Secaucus City Council now uses tablet computers for its agendas, saving paper and money.

The council first appeared with the tablets at its April 26 meeting. First Ward Councilor Robert Costantino explained the reason for the move.

“We have these tablets in front of us now,” Costantino said. “We don’t search on Google. Have been do not pay no attention.”

Agendas are now sent to the board online and can be viewed at meetings on tablets. It was an environmentally conscious maneuver, according to Costantino.

“Agendas are now digitized and sent to us online,” Costantino said. “That should save us thousands and thousands of sheets of paper, a few trees a year hopefully… That’s pretty cool.”

After the meeting, Jeffas told the Hudson Reporter it was sort of a modernization of the council, basically bringing it up to speed with the other modern systems and technologies present in the city hall.

“We always used paper packets,” Jeffas said. “So I tried to migrate to something digital so I wouldn’t waste so much paper.”

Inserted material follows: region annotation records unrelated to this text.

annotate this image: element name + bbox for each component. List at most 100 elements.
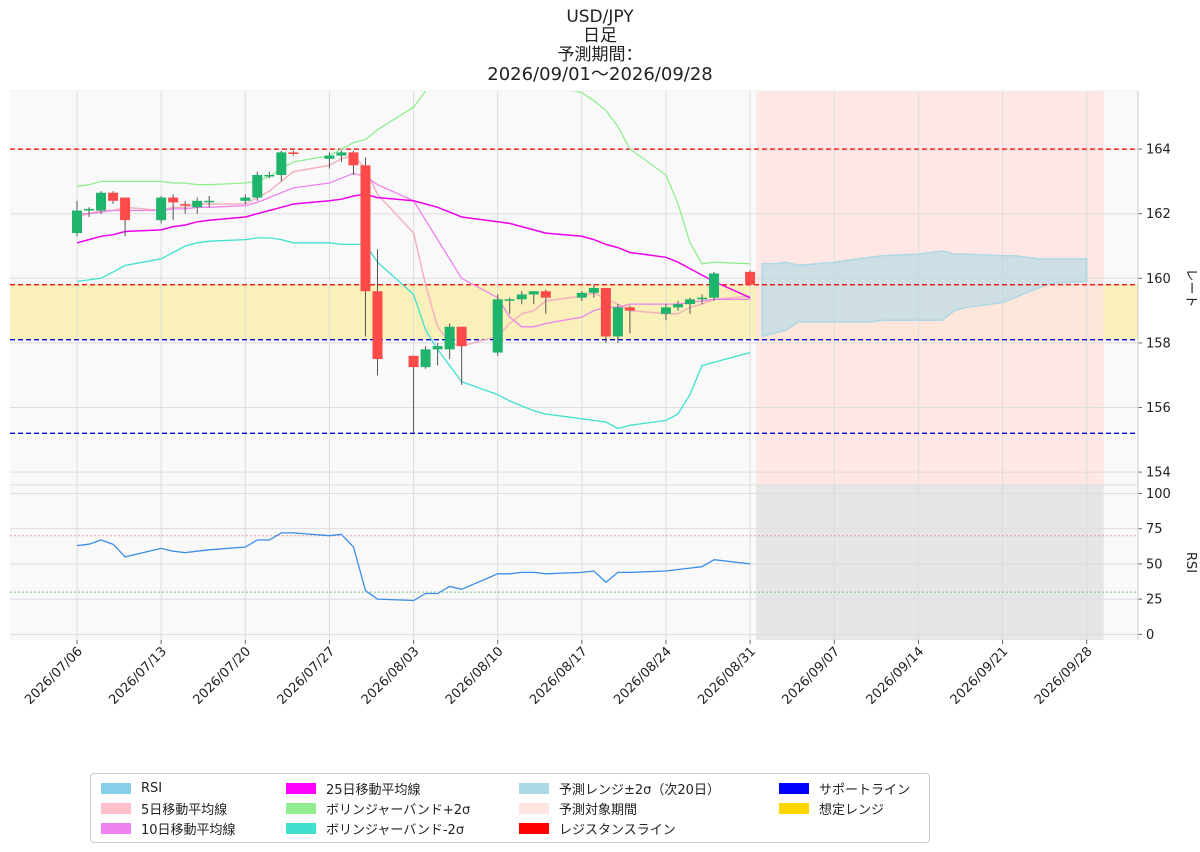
legend-swatch	[519, 802, 549, 814]
ma25-line	[76, 193, 751, 299]
candle-body	[576, 292, 587, 298]
legend-swatch	[779, 782, 809, 794]
price-tick-label: 154	[1146, 466, 1171, 481]
candle-body	[660, 307, 671, 314]
legend-label: ボリンジャーバンド+2σ	[326, 802, 471, 818]
candle-body	[516, 294, 527, 300]
candle-body	[108, 192, 119, 201]
price-axis-label: レート	[1183, 268, 1198, 307]
price-tick-label: 158	[1146, 336, 1171, 351]
x-tick-label: 2026/07/20	[191, 644, 255, 708]
rsi-axis-label: RSI	[1183, 552, 1198, 573]
candle-body	[432, 346, 443, 350]
candle-body	[673, 304, 683, 308]
rsi-tick-label: 50	[1146, 557, 1163, 572]
legend-label: 想定レンジ	[819, 802, 885, 818]
legend-swatch	[519, 822, 549, 834]
candle-body	[180, 204, 191, 206]
candle-body	[84, 208, 95, 211]
candle-body	[372, 291, 383, 360]
x-tick-label: 2026/09/07	[779, 644, 843, 708]
price-pane: 154 156 158 160 162 164 レート	[10, 90, 1198, 485]
rsi-pane: 0 25 50 75 100 RSI	[10, 484, 1198, 643]
x-tick-label: 2026/09/14	[864, 644, 928, 708]
candle-body	[745, 271, 756, 285]
legend-label: 予測レンジ±2σ（次20日）	[559, 782, 720, 798]
candle-body	[444, 326, 455, 350]
candle-body	[348, 152, 359, 166]
legend-item: 予測レンジ±2σ（次20日）	[519, 779, 720, 798]
candle-body	[612, 307, 623, 337]
legend-swatch	[101, 822, 131, 834]
chart-subtitle-forecast-label: 予測期間：	[557, 45, 643, 65]
legend-item: 想定レンジ	[779, 799, 885, 818]
candle-body	[685, 299, 696, 305]
legend-swatch	[779, 802, 809, 814]
legend-item: 予測対象期間	[519, 799, 638, 818]
legend-swatch	[286, 822, 316, 834]
legend-label: 予測対象期間	[559, 802, 638, 818]
candle-body	[288, 152, 299, 154]
legend: RSI 5日移動平均線 10日移動平均線 25日移動平均線ボリンジャーバンド+2σ ボリ…	[90, 773, 930, 843]
legend-item: ボリンジャーバンド+2σ	[286, 799, 471, 818]
rsi-tick-label: 100	[1146, 487, 1171, 502]
legend-item: ボリンジャーバンド-2σ	[286, 819, 465, 838]
legend-label: サポートライン	[819, 782, 911, 798]
rsi-forecast-shade	[756, 485, 1104, 640]
legend-item: 25日移動平均線	[286, 779, 421, 798]
chart-subtitle-timeframe: 日足	[583, 26, 617, 46]
candle-body	[324, 155, 335, 159]
x-tick-label: 2026/09/28	[1032, 644, 1096, 708]
x-tick-label: 2026/07/06	[22, 644, 86, 708]
legend-label: 25日移動平均線	[326, 782, 421, 798]
candle-body	[276, 152, 287, 175]
legend-label: 5日移動平均線	[141, 802, 228, 818]
candle-body	[204, 200, 215, 203]
chart-title: USD/JPY	[566, 7, 634, 27]
candle-body	[360, 165, 371, 292]
forecast-range-band	[761, 250, 1088, 338]
candle-body	[709, 273, 720, 298]
rsi-tick-label: 0	[1146, 628, 1154, 643]
candle-body	[588, 288, 599, 293]
chart-subtitle-forecast-dates: 2026/09/01〜2026/09/28	[487, 64, 713, 85]
legend-swatch	[101, 802, 131, 814]
x-axis: 2026/07/06 2026/07/13 2026/07/20 2026/07/27…	[22, 640, 1096, 708]
candle-body	[120, 197, 131, 221]
candle-body	[72, 210, 82, 234]
candle-body	[264, 174, 275, 177]
candle-body	[192, 200, 203, 208]
legend-item: RSI	[101, 779, 162, 797]
price-tick-label: 162	[1146, 207, 1171, 222]
legend-swatch	[286, 802, 316, 814]
x-tick-label: 2026/07/27	[275, 644, 339, 708]
x-tick-label: 2026/08/24	[611, 644, 675, 708]
legend-label: ボリンジャーバンド-2σ	[326, 822, 465, 838]
legend-item: レジスタンスライン	[519, 819, 676, 838]
x-tick-label: 2026/09/21	[948, 644, 1012, 708]
x-tick-label: 2026/08/17	[527, 644, 591, 708]
x-tick-label: 2026/08/10	[443, 644, 507, 708]
candle-body	[240, 197, 251, 201]
candle-body	[624, 307, 635, 311]
rsi-tick-label: 25	[1146, 593, 1163, 608]
candle-body	[96, 192, 107, 211]
legend-swatch	[519, 782, 549, 794]
candle-body	[156, 197, 167, 221]
candle-body	[528, 291, 539, 295]
candle-body	[420, 349, 431, 368]
legend-item: 10日移動平均線	[101, 819, 236, 838]
legend-label: 10日移動平均線	[141, 822, 236, 838]
candle-body	[336, 152, 347, 156]
legend-swatch	[101, 782, 131, 794]
x-tick-label: 2026/07/13	[106, 644, 170, 708]
legend-item: サポートライン	[779, 779, 911, 798]
price-tick-label: 156	[1146, 401, 1171, 416]
bollinger-upper-line	[76, 91, 751, 265]
candle-body	[600, 288, 611, 337]
candle-body	[504, 299, 515, 301]
candle-body	[540, 291, 551, 298]
rsi-tick-label: 75	[1146, 522, 1163, 537]
candle-body	[168, 197, 179, 203]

Another aspect of the introduction of tablets means easy corrections or changes to all agenda items, which, in turn, also saves more paper.

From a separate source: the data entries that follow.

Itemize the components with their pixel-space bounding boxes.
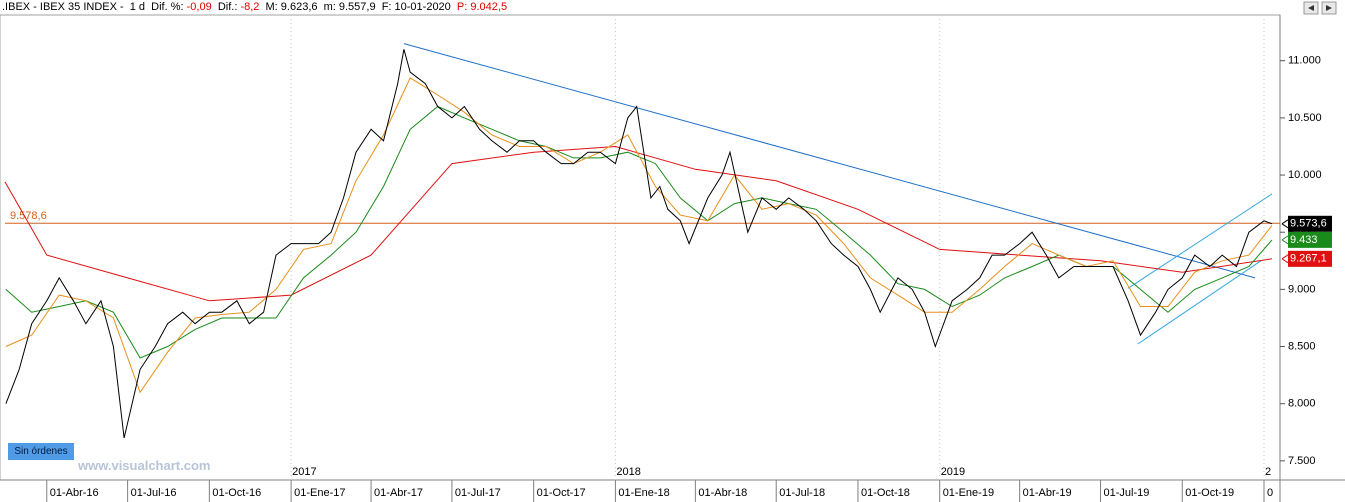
x-tick-label: 01-Ene-18 [618,487,669,499]
scroll-arrows [1308,5,1332,11]
x-tick-label: 01-Jul-16 [131,487,177,499]
x-tick-label: 01-Oct-19 [1185,487,1234,499]
x-tick-label: 01-Ene-17 [294,487,345,499]
value-label-box [1288,250,1332,267]
plot-area [0,14,1281,481]
x-tick-label: 01-Ene-19 [943,487,994,499]
x-tick-label: 01-Jul-19 [1104,487,1150,499]
trend-line [1137,260,1262,345]
header-part: Dif.: [211,1,241,13]
value-label-pointer [1281,219,1289,229]
x-tick-label: 01-Oct-17 [537,487,586,499]
y-tick-label: 10.500 [1288,112,1322,124]
x-tick-label: 0 [1267,487,1273,499]
year-label: 2 [1265,466,1271,478]
header-part: P: 9.042,5 [456,1,508,13]
x-tick-label: 01-Abr-18 [698,487,747,499]
x-tick-label: 01-Abr-16 [50,487,99,499]
x-tick-label: 01-Jul-18 [779,487,825,499]
x-tick-label: 01-Oct-18 [861,487,910,499]
year-label: 2018 [616,466,640,478]
y-tick-label: 9.000 [1288,283,1316,295]
value-label-box [1288,231,1332,248]
horizontal-line-label: 9.578,6 [10,210,47,222]
x-tick-label: 01-Abr-17 [374,487,423,499]
series-line [5,49,1273,439]
watermark: www.visualchart.com [78,458,211,473]
x-tick-label: 01-Jul-17 [455,487,501,499]
series-line [5,77,1273,394]
header: .IBEX - IBEX 35 INDEX - 1 d Dif. %: -0,0… [2,1,507,13]
year-label: 2019 [941,466,965,478]
header-part: M: 9.623,6 m: 9.557,9 F: 10-01-2020 [259,1,457,13]
header-part: .IBEX - IBEX 35 INDEX - 1 d Dif. %: [2,1,187,13]
x-tick-label: 01-Abr-19 [1023,487,1072,499]
x-tick-label: 01-Oct-16 [212,487,261,499]
value-label: 9.433 [1290,234,1318,246]
value-label-pointer [1281,254,1289,264]
value-label: 9.267,1 [1290,253,1327,265]
y-tick-label: 8.000 [1288,398,1316,410]
value-label: 9.573,6 [1290,218,1327,230]
header-part: -8,2 [240,1,260,13]
value-label-pointer [1281,235,1289,245]
value-label-box [1288,215,1332,232]
trend-line [403,43,1256,279]
series-line [4,145,1273,302]
y-tick-label: 11.000 [1288,55,1321,67]
header-part: -0,09 [186,1,212,13]
year-label: 2017 [292,466,316,478]
y-tick-label: 7.500 [1288,455,1316,467]
y-tick-label: 8.500 [1288,340,1316,352]
orders-button[interactable]: Sin órdenes [8,443,74,460]
y-tick-label: 10.000 [1288,169,1322,181]
trend-line [1127,193,1273,289]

“If there are corrections, it is much easier to transfer those changes and communicate them to the board members. So we upgraded and everyone got a tablet,” Jeffas said. “The council can now work on their tablets on all council agendas, all updates. Everything can now flow at any time. If I make changes to agenda items and things like that, I can just put the changes into my computer in a common drive and everyone will sync.

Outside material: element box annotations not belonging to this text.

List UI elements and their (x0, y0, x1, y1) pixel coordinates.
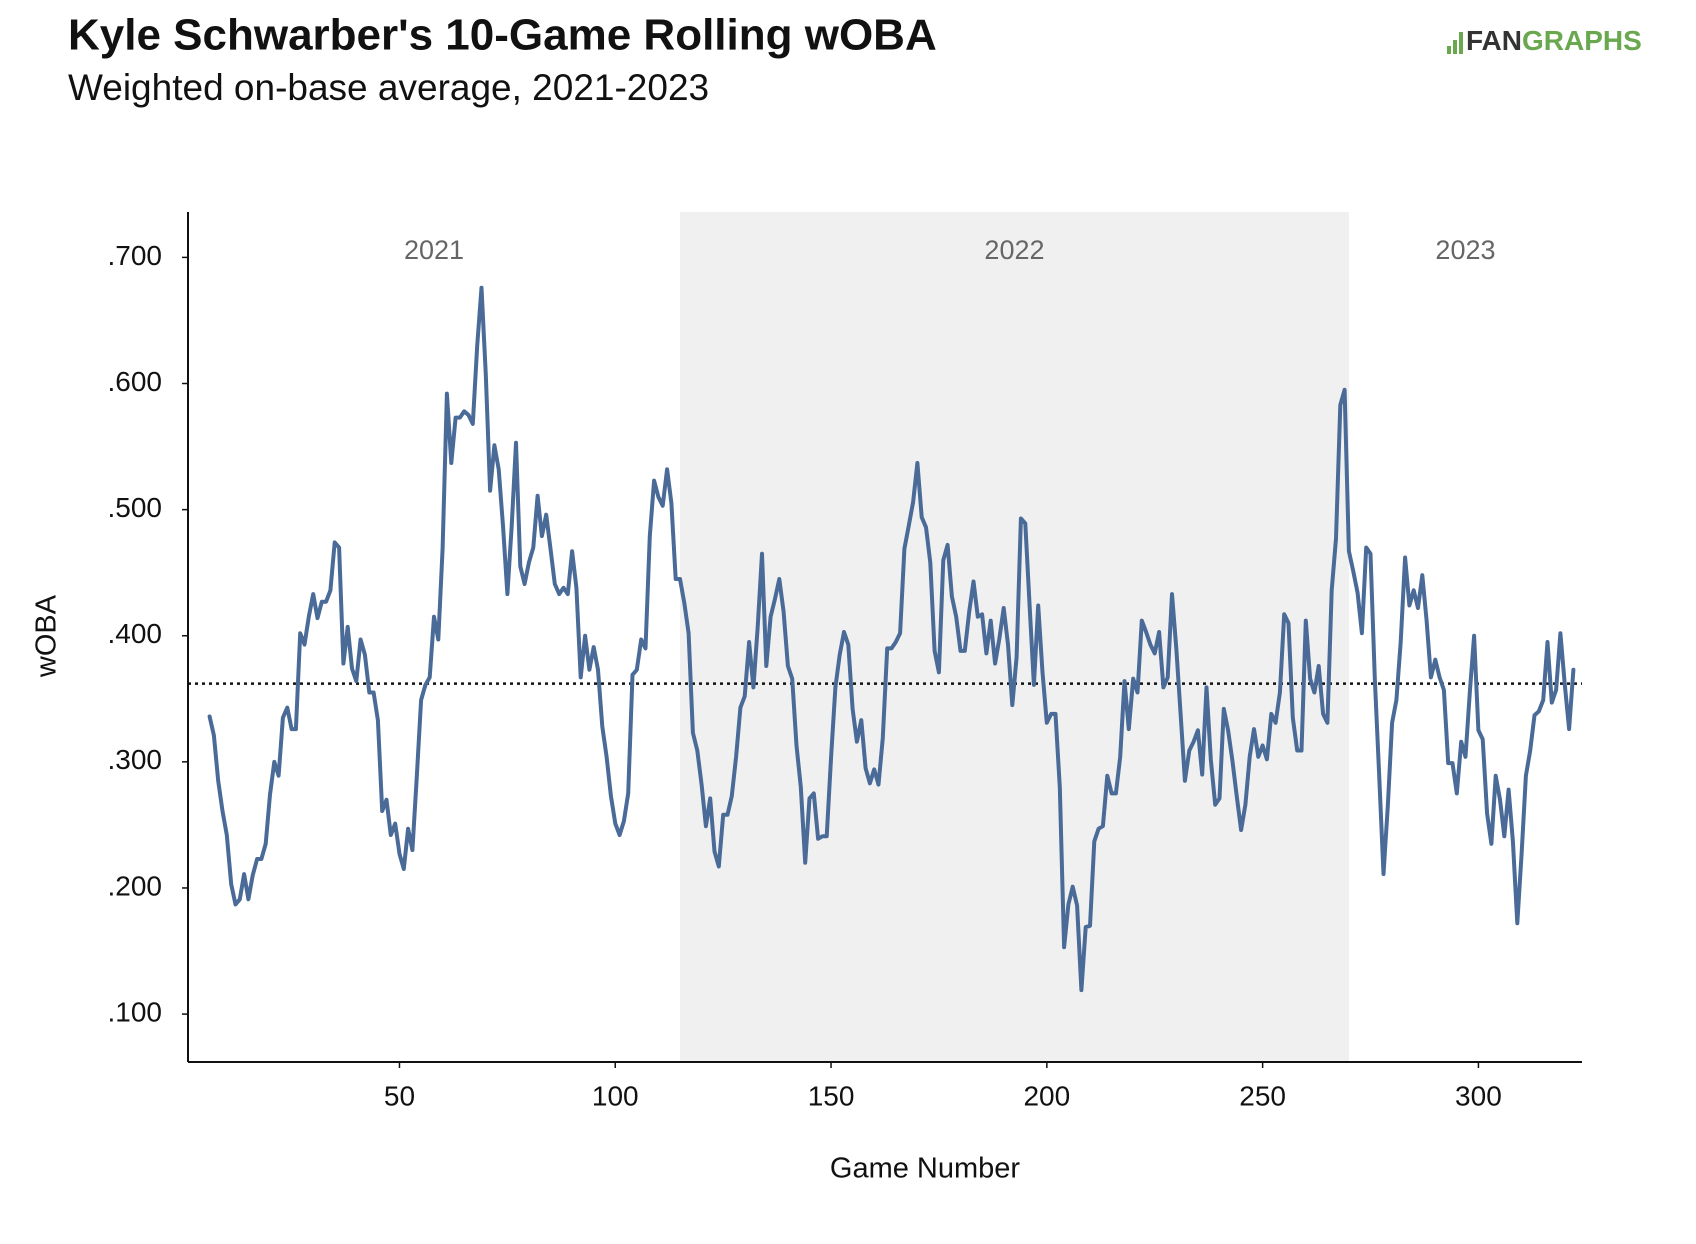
x-axis-label: Game Number (830, 1153, 1021, 1185)
season-shade (680, 212, 1349, 1062)
logo-bar (1453, 40, 1457, 54)
x-tick-label: 50 (384, 1080, 415, 1111)
y-tick-label: .500 (108, 492, 163, 523)
y-tick-label: .700 (108, 240, 163, 271)
logo-part: FAN (1466, 25, 1522, 56)
x-tick-label: 250 (1239, 1080, 1286, 1111)
y-tick-label: .100 (108, 996, 163, 1027)
logo-text: FANGRAPHS (1466, 25, 1642, 56)
logo-part: GRAPHS (1522, 25, 1642, 56)
y-tick-label: .300 (108, 744, 163, 775)
x-tick-label: 100 (592, 1080, 639, 1111)
season-label: 2021 (404, 235, 464, 265)
logo: FANGRAPHS (1447, 25, 1642, 56)
season-label: 2022 (984, 235, 1044, 265)
data-line (207, 285, 1576, 993)
plot-layer: .100 .200 .300 .400 .500 .600 .700 50 100 150 200 2… (108, 212, 1582, 1111)
chart-subtitle: Weighted on-base average, 2021-2023 (68, 67, 709, 108)
logo-bar (1447, 46, 1451, 54)
y-tick-label: .600 (108, 366, 163, 397)
x-tick-label: 300 (1455, 1080, 1502, 1111)
y-tick-label: .400 (108, 618, 163, 649)
y-axis-label: wOBA (31, 594, 63, 678)
background-layer: 2021 2022 2023 (404, 212, 1496, 1062)
x-tick-label: 150 (808, 1080, 855, 1111)
chart-title: Kyle Schwarber's 10-Game Rolling wOBA (68, 11, 937, 60)
y-tick-label: .200 (108, 870, 163, 901)
season-label: 2023 (1435, 235, 1495, 265)
x-tick-label: 200 (1023, 1080, 1070, 1111)
logo-bar (1459, 32, 1463, 54)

Jeffas said the switch was not only an eco-friendly decision that would save thousands of sheets of paper, but also one that would save the city money in the long run.

It’s much more environmentally friendly,” Jeffas said. “In terms of overall costs, we are saving money there. And it’s also good for a more efficient meeting.

And the council had no problems with the new technology, despite some of their ages.

“We brought technology from all of our board members until the 20and Century,” Jeffas said. “I was afraid that some would be a little reluctant because they are used to this paper. But everyone was good with the tablets.